As you see by the date of the article about the Aaron Swartz case I’ve linked to, I’ve been mulling this blog post over for a while. 🙂
I’ve known a fair number of software engineers/developers (including myself) and also a fair number of lawyers (including immediate family).
It’s tempting to think we all view the world in a similar way: we work in systems governed by complex sets of rules and try to understand how those rules can be applied. But this masks an important difference.
Software systems, however complex they get, are fundamentally deterministic. Computers don’t make judgement calls, and they don’t make mistakes. If you get the wrong result, it’s a bug to be crushed. (Something that distinguishes professional developers from others is that for us, letting an issue go as an insignificant outlier is often more difficult than digging until you find a solution.)
For lawyers, laws aren’t processed by silicon CPU’s, they’re processed by human judges, juries, and prosecutors.
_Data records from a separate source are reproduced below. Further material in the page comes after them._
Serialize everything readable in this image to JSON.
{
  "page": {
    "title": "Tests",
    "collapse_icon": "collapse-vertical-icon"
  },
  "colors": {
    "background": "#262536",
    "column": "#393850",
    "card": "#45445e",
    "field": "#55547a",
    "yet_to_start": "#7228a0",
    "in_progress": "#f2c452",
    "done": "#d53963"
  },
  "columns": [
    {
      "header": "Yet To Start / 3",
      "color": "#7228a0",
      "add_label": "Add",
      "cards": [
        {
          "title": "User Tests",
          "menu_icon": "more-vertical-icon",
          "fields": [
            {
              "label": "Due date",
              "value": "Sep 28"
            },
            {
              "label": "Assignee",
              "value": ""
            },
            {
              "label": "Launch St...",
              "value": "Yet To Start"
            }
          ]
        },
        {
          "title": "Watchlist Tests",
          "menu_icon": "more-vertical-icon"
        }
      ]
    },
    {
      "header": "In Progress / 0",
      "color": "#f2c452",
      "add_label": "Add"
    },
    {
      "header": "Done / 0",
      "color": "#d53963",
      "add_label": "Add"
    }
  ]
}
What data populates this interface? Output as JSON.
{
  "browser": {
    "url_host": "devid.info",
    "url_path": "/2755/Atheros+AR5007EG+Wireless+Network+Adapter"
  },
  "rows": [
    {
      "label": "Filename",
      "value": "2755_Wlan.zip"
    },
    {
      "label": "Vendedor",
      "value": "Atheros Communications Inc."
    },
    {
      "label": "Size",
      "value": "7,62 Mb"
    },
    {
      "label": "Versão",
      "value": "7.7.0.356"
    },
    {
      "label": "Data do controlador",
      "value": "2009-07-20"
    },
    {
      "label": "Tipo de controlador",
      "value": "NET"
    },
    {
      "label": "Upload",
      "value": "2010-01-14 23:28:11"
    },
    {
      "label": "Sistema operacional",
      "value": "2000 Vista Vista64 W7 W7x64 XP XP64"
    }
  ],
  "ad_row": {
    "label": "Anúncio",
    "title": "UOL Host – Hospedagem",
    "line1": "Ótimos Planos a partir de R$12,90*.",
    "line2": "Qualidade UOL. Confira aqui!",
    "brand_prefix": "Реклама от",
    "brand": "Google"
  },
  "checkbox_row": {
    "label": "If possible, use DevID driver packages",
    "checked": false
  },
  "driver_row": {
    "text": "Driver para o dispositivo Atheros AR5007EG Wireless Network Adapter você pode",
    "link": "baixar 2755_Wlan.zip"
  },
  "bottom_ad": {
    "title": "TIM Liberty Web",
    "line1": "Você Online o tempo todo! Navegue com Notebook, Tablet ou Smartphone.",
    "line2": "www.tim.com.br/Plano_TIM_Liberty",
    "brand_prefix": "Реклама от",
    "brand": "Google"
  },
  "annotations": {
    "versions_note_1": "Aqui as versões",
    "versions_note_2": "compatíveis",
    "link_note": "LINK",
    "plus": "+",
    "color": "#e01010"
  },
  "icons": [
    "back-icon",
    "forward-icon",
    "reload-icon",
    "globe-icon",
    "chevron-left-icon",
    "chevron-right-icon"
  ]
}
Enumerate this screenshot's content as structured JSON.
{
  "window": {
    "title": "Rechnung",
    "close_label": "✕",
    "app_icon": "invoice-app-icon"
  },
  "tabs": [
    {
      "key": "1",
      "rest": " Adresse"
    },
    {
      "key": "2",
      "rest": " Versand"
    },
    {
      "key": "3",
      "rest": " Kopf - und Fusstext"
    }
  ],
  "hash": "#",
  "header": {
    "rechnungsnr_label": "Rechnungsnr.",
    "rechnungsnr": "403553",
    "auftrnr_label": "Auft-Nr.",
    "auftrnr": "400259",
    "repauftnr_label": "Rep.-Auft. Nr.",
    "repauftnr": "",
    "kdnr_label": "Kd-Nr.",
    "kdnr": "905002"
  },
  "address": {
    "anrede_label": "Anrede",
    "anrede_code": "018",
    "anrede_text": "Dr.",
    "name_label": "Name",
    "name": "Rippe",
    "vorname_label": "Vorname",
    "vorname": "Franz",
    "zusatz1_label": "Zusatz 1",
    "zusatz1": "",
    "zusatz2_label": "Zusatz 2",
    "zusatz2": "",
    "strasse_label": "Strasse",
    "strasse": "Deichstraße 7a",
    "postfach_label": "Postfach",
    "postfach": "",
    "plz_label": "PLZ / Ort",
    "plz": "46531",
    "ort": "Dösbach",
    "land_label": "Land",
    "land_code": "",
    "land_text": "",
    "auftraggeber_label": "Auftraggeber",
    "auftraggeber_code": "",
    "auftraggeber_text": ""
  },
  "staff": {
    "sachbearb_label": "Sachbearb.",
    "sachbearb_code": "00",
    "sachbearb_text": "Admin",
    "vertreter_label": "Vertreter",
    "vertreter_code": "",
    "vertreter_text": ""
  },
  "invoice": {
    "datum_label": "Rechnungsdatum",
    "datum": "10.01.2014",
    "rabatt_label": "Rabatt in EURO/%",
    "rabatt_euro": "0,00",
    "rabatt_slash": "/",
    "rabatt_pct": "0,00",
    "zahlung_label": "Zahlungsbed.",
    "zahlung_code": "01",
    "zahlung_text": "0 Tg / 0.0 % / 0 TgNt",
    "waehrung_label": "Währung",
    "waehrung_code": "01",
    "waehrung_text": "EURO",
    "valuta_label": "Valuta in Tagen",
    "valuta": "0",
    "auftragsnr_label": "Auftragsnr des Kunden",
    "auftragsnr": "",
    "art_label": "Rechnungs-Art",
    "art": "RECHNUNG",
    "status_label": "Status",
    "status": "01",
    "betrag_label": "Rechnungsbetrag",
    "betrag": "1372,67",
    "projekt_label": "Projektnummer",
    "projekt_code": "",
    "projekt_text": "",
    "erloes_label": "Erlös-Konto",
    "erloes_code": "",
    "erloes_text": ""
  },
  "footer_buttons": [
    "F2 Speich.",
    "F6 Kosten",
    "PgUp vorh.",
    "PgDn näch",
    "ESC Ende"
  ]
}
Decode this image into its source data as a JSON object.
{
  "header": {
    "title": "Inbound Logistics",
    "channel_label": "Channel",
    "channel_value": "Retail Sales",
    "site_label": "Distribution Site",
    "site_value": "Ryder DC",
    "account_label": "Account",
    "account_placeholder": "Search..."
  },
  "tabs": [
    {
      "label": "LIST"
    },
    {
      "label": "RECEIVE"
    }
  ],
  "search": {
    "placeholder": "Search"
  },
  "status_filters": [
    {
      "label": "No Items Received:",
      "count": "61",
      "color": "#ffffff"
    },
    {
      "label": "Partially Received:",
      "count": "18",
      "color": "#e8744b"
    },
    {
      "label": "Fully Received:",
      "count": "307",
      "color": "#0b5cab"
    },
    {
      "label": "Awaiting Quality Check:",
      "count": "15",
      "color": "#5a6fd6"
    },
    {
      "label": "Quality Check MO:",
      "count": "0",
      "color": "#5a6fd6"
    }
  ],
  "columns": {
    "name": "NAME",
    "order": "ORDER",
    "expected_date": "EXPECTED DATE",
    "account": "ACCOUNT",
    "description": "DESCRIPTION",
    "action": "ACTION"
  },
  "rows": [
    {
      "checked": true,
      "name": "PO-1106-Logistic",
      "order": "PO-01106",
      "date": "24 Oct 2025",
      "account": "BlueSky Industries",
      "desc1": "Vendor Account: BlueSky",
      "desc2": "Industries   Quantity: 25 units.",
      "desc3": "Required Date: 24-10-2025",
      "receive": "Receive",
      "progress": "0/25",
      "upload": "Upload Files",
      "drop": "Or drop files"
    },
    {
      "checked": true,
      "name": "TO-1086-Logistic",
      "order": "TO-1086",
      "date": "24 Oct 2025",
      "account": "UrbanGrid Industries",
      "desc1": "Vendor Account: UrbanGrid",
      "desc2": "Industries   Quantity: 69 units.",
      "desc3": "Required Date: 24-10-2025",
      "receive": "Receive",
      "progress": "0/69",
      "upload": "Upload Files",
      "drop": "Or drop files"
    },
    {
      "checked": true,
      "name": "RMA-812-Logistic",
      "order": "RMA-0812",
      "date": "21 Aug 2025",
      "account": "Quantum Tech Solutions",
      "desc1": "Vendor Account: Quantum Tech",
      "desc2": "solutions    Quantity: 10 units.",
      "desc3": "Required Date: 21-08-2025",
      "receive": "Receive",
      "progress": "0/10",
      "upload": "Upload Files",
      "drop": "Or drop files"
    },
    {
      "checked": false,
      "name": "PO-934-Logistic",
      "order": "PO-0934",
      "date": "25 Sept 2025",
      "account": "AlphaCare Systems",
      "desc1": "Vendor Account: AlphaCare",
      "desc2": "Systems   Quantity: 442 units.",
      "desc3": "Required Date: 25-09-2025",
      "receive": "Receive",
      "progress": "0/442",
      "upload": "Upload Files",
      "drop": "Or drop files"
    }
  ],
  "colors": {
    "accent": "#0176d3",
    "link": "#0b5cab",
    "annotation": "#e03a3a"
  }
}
For them, individual discretion is not a bug, it’s a feature. Furthermore, there’s a difference between litigators and corporate lawyers. Much as things like EULA’s are the bane of everyone’s existence, we can find common ground with the corporate lawyers who write them, because we get the idea that inputting a certain formula into “the system”–like a magical incantion–should lead us to desired results. Whereas litigators and prosecutors (and sometimes politicians) are much more comfortable in that risky space where one’s fortune can be changed, not simply by whether you followed the letter of the law, but by human judgement in applying it.
The point of the blog post isn’t to say that one worldview is right and the other is wrong, but that it might help everyone to understand that they are different, and that either way of thinking can be used for good or evil. Both sticking to the rules and never making an exception, and fighting to win by bending the rules, can lead to inhumane results. We need to strike a balance.